As the authors note, the conduct of the study had major advantages:
This approach allowed for recruitment across North America, minimized the risk of SARS-CoV-2 infection to researchers, lowered the burden of research participation, and provided a timely answer to this question of whether postexposure prophylaxis was effective. Moreover, this approach allowed broad geographic participation regardless of anyone’s physical distance from academic centers, increasing the generalizability of the findings.
Think also of the countless time, money, and effort saved by avoiding the need for local institutional review board approvals, clinical trials contracts, and study visits. Remarkable.
No, this isn’t the first study to enroll and follow participants remotely — the groundbreaking Physicians‘ and Nurses’ Health Studies come to mind. But it’s certainly the first one conducted and completed during a global pandemic.

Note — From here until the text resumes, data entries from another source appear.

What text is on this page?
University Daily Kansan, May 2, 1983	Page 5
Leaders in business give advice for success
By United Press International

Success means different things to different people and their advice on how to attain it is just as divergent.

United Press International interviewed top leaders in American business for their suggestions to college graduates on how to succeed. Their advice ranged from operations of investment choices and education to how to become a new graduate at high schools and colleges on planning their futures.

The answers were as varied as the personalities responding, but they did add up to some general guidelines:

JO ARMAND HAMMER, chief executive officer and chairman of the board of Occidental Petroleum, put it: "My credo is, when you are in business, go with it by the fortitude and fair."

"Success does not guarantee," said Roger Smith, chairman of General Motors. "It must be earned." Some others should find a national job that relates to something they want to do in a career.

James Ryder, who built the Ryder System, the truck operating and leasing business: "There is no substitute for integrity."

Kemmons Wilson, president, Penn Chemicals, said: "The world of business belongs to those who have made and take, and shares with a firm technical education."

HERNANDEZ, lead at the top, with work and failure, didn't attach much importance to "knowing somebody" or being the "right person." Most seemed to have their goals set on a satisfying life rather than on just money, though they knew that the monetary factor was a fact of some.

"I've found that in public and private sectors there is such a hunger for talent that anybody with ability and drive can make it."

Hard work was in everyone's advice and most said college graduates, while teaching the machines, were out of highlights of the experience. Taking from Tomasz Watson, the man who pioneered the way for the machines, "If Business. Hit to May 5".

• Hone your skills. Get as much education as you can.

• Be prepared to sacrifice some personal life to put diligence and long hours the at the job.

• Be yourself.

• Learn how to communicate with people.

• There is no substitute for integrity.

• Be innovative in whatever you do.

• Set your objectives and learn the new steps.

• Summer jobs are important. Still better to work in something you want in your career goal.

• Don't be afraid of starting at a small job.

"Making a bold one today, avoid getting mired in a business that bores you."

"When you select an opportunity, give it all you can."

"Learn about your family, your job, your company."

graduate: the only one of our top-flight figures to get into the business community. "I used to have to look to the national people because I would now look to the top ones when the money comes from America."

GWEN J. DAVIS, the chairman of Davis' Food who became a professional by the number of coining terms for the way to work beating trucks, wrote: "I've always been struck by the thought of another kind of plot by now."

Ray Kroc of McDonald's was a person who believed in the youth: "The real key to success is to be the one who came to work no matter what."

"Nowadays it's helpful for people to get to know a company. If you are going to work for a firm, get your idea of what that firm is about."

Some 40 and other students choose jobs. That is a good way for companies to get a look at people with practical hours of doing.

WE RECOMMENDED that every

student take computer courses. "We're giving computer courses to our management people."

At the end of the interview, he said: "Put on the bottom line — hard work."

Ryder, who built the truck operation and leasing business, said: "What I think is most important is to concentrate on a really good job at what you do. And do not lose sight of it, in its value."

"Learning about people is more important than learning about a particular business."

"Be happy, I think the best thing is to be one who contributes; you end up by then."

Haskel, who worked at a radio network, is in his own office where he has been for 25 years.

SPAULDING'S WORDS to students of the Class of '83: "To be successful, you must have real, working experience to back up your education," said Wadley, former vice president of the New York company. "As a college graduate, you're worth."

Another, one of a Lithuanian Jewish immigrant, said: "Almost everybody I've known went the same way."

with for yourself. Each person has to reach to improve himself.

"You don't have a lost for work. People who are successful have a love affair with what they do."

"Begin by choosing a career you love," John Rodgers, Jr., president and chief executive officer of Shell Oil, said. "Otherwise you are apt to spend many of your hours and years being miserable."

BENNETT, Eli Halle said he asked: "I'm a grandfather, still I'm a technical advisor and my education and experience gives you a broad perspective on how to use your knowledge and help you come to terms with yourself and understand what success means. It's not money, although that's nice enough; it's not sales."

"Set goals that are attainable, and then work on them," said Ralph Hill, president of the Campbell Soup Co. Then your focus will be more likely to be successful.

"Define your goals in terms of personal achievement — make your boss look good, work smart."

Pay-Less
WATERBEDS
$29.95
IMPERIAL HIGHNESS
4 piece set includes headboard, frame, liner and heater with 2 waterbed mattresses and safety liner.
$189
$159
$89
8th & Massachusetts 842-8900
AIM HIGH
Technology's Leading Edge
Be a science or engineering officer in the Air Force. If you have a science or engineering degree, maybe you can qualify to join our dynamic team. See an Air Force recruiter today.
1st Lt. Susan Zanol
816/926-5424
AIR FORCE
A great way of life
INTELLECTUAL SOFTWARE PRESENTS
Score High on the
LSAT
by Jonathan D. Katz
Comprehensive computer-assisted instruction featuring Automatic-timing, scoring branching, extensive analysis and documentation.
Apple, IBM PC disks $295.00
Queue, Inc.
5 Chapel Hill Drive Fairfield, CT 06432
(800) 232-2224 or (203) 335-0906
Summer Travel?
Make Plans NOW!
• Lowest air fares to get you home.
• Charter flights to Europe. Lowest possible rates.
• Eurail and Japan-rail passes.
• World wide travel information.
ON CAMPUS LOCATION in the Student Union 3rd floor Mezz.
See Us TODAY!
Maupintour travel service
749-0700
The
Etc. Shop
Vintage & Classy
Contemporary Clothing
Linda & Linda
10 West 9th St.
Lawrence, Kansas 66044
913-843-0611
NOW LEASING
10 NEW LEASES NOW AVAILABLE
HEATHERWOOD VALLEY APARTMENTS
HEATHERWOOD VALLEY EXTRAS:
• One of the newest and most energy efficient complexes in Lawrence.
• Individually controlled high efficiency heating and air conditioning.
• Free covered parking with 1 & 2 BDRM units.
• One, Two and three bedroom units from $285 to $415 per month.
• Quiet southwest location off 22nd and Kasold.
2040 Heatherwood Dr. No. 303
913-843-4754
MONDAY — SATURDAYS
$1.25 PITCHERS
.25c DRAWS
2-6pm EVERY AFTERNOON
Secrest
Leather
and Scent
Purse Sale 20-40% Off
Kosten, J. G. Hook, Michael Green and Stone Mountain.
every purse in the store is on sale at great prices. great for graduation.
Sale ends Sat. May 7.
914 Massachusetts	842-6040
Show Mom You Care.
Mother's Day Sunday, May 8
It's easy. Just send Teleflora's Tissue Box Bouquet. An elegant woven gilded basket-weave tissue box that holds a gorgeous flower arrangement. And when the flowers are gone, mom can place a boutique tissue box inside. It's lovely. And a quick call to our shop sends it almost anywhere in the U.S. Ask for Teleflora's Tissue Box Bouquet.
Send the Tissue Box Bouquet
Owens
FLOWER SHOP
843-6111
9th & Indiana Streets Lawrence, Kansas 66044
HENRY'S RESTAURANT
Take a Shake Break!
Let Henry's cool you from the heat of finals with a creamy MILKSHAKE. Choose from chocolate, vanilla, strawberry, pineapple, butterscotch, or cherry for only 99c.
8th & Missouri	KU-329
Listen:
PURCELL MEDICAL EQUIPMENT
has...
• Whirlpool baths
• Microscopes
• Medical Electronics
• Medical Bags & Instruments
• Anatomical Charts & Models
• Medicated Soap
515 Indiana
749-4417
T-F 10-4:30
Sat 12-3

For the record, the incidence of clinical COVID-19 illness did not differ significantly between groups (11.8% for HCQ, 14.3% placebo), and people receiving HCQ had more side effects, mostly gastrointestinal. There were no serious cardiac adverse events, a problem reported on other studies (especially when combined with azithromycin).
As noted in the accompanying editorial (and acknowledged by the authors), the study had several limitations, most notably the small proportion of COVID-19 cases (just over 10%) confirmed by PCR, and the delay (3 or more days) between exposure and starting preventive treatment. Furthermore, such a remotely conducted study cannot collect highly detailed data.
These and other limitations mean that these results may not be definitive; other prevention studies with HCQ continue.
Still, kudos to the investigators for so quickly carrying out this remarkable study. It’s a reminder that sometimes the innovation in clinical trials comes in the methods section, not in the results.